The newly released TLD is a generic treatment consisting of a single pill taken once a day containing a dolutegravir base. Studies have shown that the TLD regimen has fewer side effects on the patient and also has less vulnerability to the development of drug resistance that would render it ineffective. This helps because it means that fewer people would have to start new levels of treatment. TLD has also been shown to provide a more rapid repression of viral load.

Effects of New HIV Treatment

Three countries that began using the TLD treatment by the end of 2017 include Brazil, Botswana and Kenya.
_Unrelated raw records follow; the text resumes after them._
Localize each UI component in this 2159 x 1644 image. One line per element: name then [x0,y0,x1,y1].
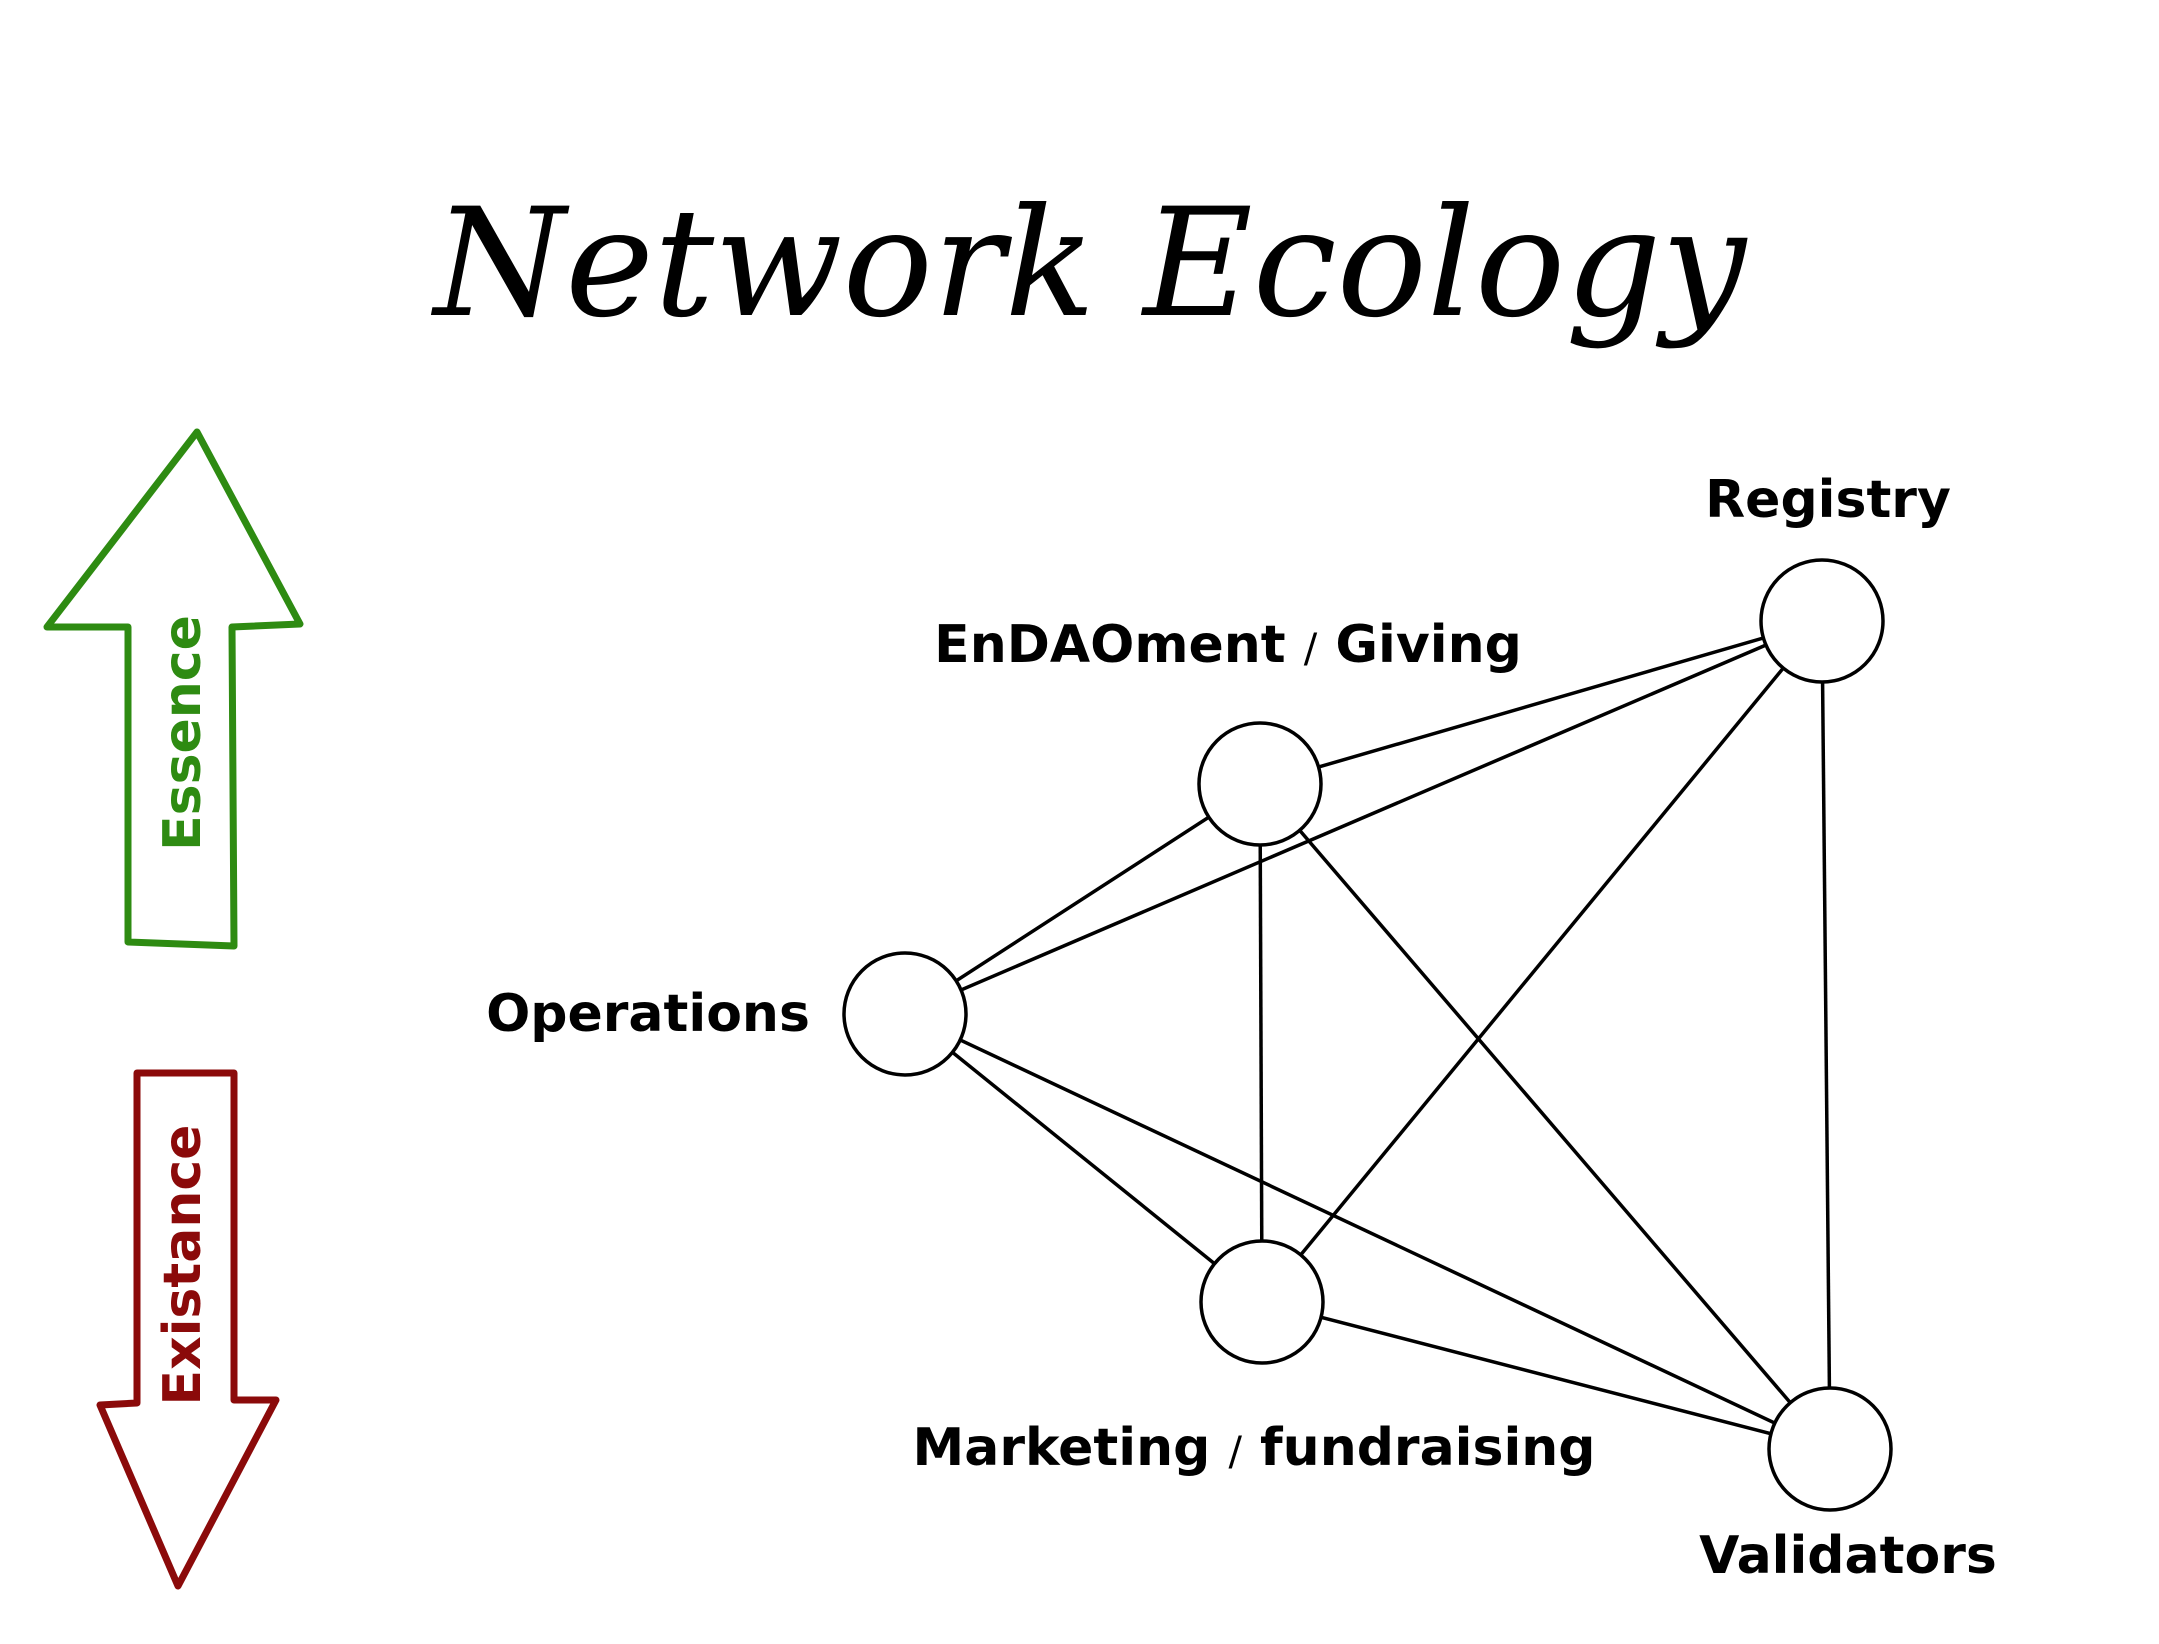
edge-registry-operations [904,619,1823,1016]
label-marketing-part1: Marketing [912,1418,1210,1478]
edge-operations-validators [904,1012,1831,1451]
edge-endaoment-operations [904,782,1261,1016]
existance-arrow-shape [96,1069,280,1590]
label-operations: Operations [486,984,810,1044]
node-validators [1767,1386,1893,1512]
existance-arrow: Existance [96,1069,280,1590]
essence-arrow: Essence [43,428,304,950]
network-edges [903,619,1832,1451]
node-operations [842,951,968,1077]
node-endaoment [1197,721,1323,847]
edge-registry-marketing [1260,619,1824,1304]
essence-arrow-shape [43,428,304,950]
label-endaoment-part2: Giving [1335,615,1521,675]
existance-arrow-label: Existance [153,1125,213,1406]
label-registry: Registry [1705,470,1951,530]
edge-registry-validators [1820,620,1832,1450]
label-marketing-part2: fundraising [1260,1418,1595,1478]
edge-operations-marketing [903,1012,1264,1304]
edge-marketing-validators [1261,1300,1831,1451]
label-marketing: Marketing / fundraising [912,1418,1595,1478]
edge-endaoment-registry [1259,619,1823,786]
edge-endaoment-validators [1258,782,1832,1451]
network-nodes [842,558,1893,1512]
essence-arrow-label: Essence [153,615,213,851]
edge-endaoment-marketing [1258,783,1264,1303]
label-endaoment: EnDAOment / Giving [934,615,1522,675]
label-endaoment-part1: EnDAOment [934,615,1285,675]
node-registry [1759,558,1885,684]
label-marketing-separator: / [1228,1429,1242,1475]
slide-title: Network Ecology [431,177,1748,351]
label-validators: Validators [1699,1526,1997,1586]
node-marketing [1199,1239,1325,1365]
label-endaoment-separator: / [1304,626,1318,672]
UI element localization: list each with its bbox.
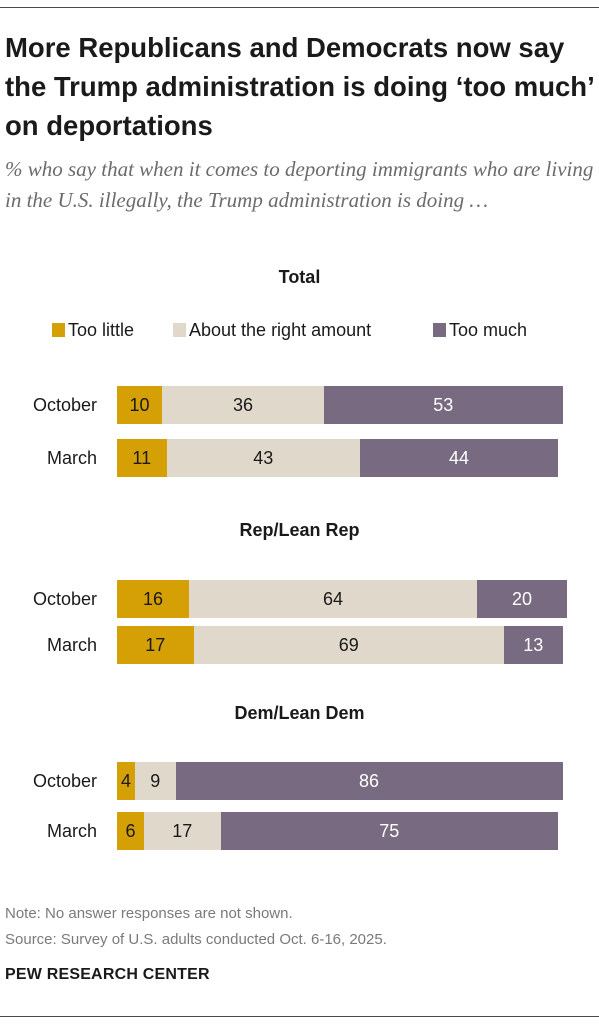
top-rule xyxy=(0,7,599,8)
bar-segment-too-little xyxy=(117,580,189,618)
panel-title-total: Total xyxy=(278,267,321,287)
chart-subtitle: % who say that when it comes to deportin… xyxy=(5,157,594,212)
data-label: 9 xyxy=(150,771,161,791)
bar-segment-too-much xyxy=(360,439,558,477)
row-label-october: October xyxy=(32,395,97,415)
legend: Too little About the right amount Too mu… xyxy=(0,317,599,343)
data-label: 36 xyxy=(232,395,254,415)
legend-swatch-about-right xyxy=(173,323,186,337)
bar-segment-too-much xyxy=(220,812,558,850)
legend-label-too-little: Too little xyxy=(68,320,135,340)
row-label-march: March xyxy=(46,635,97,655)
data-label: 17 xyxy=(172,821,193,841)
bar-segment-about-the-right-amount xyxy=(189,580,477,618)
bar-segment-too-little xyxy=(117,439,167,477)
bar-segment-about-the-right-amount xyxy=(193,626,504,664)
data-label: 75 xyxy=(379,821,400,841)
bar-segment-too-little xyxy=(117,812,144,850)
data-label: 13 xyxy=(523,635,544,655)
data-label: 16 xyxy=(142,589,164,609)
row-label-march: March xyxy=(46,821,97,841)
data-label: 86 xyxy=(358,771,380,791)
bar-segment-too-much xyxy=(324,386,563,424)
legend-label-about-right: About the right amount xyxy=(189,320,372,340)
bar-segment-too-much xyxy=(477,580,567,618)
data-label: 6 xyxy=(125,821,136,841)
legend-swatch-too-little xyxy=(52,323,65,337)
data-label: 53 xyxy=(433,395,454,415)
legend-swatch-too-much xyxy=(433,323,446,337)
bar-segment-too-little xyxy=(117,386,162,424)
bar-segment-about-the-right-amount xyxy=(166,439,360,477)
panel-title-dem-lean-dem: Dem/Lean Dem xyxy=(234,703,365,723)
data-label: 20 xyxy=(511,589,533,609)
row-label-march: March xyxy=(46,448,97,468)
legend-label-too-much: Too much xyxy=(449,320,528,340)
data-label: 64 xyxy=(322,589,344,609)
row-label-october: October xyxy=(32,589,97,609)
bottom-rule xyxy=(0,1016,599,1017)
row-label-october: October xyxy=(32,771,97,791)
data-label: 10 xyxy=(129,395,150,415)
data-label: 4 xyxy=(120,771,131,791)
chart-note: Note: No answer responses are not shown. xyxy=(5,905,293,922)
chart-source: Source: Survey of U.S. adults conducted … xyxy=(5,931,387,948)
bar-segment-about-the-right-amount xyxy=(135,762,176,800)
panel-title-rep-lean-rep: Rep/Lean Rep xyxy=(239,520,360,540)
data-label: 43 xyxy=(253,448,274,468)
data-label: 11 xyxy=(132,448,152,468)
data-label: 17 xyxy=(145,635,166,655)
data-label: 44 xyxy=(448,448,470,468)
data-label: 69 xyxy=(338,635,359,655)
bar-segment-about-the-right-amount xyxy=(144,812,221,850)
bar-segment-too-little xyxy=(117,762,135,800)
bar-segment-too-much xyxy=(175,762,563,800)
bar-segment-too-little xyxy=(117,626,194,664)
bar-segment-too-much xyxy=(504,626,563,664)
bar-segment-about-the-right-amount xyxy=(162,386,324,424)
org-name: PEW RESEARCH CENTER xyxy=(5,966,210,983)
chart-title: More Republicans and Democrats now say t… xyxy=(5,32,594,141)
Within three months of treatment, studies show that 81 percent of patients using TLD in Brazil had an undetectable viral load, as compared to another HIV treatment regimen with an EFV (efavirenz) base, which had 61 percent presenting with an undetectable viral load after three months of treatment. Botswana and Kenya have shown similar success, with 90 percent of those using the treatment reaching full viral suppression in 2018.

In 2016, only 53 percent of people infected with the HIV virus were receiving treatment. Under the licensing agreement that sets a maximum price on the dolutegravir-based medication, 92 low to middle income countries will be able to provide the treatment to their citizens. These countries represent 90 percent of the people living with HIV in low to middle income countries. The TLD pricing agreement will not only be able to reduce the cost of treatment for the people in these countries but will increase availability so that more people can be treated.

A Brighter, Healthier Future

The launch of this new TLD treatment is another step forward in the treatment of people suffering globally from HIV and AIDS. People who did not originally have access to the dolutegravir treatment due to cost and availability will now be able to use this treatment. TLD provides a more reliable treatment regimen that will improve many people’s lives and ultimately bring the world a little further in the fight against HIV.